Random information on the term “CAST”:

The Cardiac Arrhythmia Suppression Trial (CAST) was a double-blind, randomized, controlled study designed to test the hypothesis that suppression of premature ventricular complexes (PVC) with class I antiarrhythmic agents after a myocardial infarction (MI) would reduce mortality. It was conducted between 1986 and 1989 and included over 1700 patients in 27 centres. The study found that the tested drugs increased mortality instead of lowering it as was expected. The publication of these results in 1991/92, in combination with large follow-up studies for drugs that had not been tested in CAST, led to a paradigm shift in the treatment of MI patients. Class I and III antiarrhythmics are now only used with extreme caution after MI, or they are contraindicated completely. Heart Rhythm Society Distinguished Scientist D. George Wyse was a member of the CAST trial’s steering and executive committees.

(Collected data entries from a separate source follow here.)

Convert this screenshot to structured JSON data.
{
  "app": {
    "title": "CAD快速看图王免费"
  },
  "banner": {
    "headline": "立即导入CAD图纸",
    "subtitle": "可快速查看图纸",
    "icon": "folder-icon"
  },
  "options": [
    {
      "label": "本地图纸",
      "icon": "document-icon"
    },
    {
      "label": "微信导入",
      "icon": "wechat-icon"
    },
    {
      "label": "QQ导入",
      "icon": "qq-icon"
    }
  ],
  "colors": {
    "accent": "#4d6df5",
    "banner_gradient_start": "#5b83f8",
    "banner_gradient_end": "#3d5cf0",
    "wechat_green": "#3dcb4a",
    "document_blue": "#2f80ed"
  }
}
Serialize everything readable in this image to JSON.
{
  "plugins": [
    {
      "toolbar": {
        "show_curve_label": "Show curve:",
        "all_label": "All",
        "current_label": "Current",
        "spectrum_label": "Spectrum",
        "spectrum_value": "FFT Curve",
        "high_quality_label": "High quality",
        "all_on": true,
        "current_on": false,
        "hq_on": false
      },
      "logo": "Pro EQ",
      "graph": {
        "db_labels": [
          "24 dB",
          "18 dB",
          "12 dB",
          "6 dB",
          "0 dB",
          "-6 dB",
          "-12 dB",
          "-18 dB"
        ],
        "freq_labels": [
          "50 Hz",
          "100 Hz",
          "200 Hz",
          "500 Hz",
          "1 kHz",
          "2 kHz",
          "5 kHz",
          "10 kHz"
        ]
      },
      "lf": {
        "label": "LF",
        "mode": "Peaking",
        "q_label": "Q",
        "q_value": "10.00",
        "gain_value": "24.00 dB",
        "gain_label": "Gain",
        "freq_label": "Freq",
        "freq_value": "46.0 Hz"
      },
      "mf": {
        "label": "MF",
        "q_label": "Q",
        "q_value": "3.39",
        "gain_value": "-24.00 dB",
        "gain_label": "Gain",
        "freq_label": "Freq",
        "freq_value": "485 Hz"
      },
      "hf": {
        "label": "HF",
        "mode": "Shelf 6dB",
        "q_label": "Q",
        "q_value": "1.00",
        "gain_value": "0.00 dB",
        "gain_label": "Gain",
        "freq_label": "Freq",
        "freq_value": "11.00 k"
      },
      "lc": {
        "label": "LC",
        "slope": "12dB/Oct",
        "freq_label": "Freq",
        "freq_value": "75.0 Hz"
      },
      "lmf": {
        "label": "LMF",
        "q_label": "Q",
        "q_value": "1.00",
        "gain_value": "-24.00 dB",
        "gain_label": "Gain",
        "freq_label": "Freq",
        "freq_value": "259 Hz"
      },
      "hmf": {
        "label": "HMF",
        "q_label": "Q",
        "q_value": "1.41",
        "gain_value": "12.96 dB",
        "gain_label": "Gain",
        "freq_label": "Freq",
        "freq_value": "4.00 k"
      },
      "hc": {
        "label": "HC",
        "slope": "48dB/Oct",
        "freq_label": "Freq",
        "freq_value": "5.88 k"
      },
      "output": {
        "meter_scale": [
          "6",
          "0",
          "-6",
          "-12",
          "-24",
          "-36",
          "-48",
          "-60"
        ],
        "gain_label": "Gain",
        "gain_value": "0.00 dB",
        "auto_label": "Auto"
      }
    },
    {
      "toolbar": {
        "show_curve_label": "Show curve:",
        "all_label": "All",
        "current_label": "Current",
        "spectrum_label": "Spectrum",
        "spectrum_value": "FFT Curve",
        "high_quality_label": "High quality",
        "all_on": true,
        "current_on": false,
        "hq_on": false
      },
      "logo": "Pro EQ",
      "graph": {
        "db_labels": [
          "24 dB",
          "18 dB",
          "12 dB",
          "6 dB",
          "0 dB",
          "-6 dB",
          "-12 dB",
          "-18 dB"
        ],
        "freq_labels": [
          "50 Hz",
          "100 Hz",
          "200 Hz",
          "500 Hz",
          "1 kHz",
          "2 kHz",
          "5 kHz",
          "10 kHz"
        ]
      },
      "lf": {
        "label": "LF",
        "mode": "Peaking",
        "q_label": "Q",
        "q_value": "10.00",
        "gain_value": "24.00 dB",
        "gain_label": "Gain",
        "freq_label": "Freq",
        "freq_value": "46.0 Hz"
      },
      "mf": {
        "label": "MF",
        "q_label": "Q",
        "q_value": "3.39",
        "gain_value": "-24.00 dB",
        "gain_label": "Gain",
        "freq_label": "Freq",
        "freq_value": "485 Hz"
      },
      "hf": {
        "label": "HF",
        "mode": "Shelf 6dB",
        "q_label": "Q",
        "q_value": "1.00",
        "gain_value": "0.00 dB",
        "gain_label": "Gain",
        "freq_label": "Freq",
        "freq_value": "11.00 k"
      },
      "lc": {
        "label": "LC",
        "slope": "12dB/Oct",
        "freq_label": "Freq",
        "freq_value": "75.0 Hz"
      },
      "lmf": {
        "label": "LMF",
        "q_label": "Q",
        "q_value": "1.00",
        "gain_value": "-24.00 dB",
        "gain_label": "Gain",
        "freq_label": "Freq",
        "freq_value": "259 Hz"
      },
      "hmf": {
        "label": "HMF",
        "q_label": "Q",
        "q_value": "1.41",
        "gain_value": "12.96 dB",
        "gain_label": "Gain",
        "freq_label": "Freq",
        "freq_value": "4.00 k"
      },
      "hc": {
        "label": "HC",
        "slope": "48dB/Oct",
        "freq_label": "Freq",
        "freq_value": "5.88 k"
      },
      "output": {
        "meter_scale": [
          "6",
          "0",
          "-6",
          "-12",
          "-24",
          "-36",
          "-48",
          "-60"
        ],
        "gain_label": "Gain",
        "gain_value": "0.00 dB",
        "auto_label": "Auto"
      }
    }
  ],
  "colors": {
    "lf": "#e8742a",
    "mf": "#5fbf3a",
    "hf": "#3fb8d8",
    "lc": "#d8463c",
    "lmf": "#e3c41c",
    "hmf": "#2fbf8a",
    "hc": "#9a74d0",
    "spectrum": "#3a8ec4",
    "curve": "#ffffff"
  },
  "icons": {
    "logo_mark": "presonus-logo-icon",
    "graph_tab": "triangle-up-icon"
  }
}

The study was prompted by the fact that patients who suffer from myocardial infarctions (MIs) have a high risk of sudden death, presumably due to arrhythmia. Around the time of the study onset (1986), an estimated 8 to 15% of patients would die in the subsequent year following an MI, with about half of those deaths resulting from arrhythmia. This warranted the investigation as to whether PVC suppression could improve outcomes in post-MI patients. The trial was conducted by the National Heart, Lung, and Blood Institute.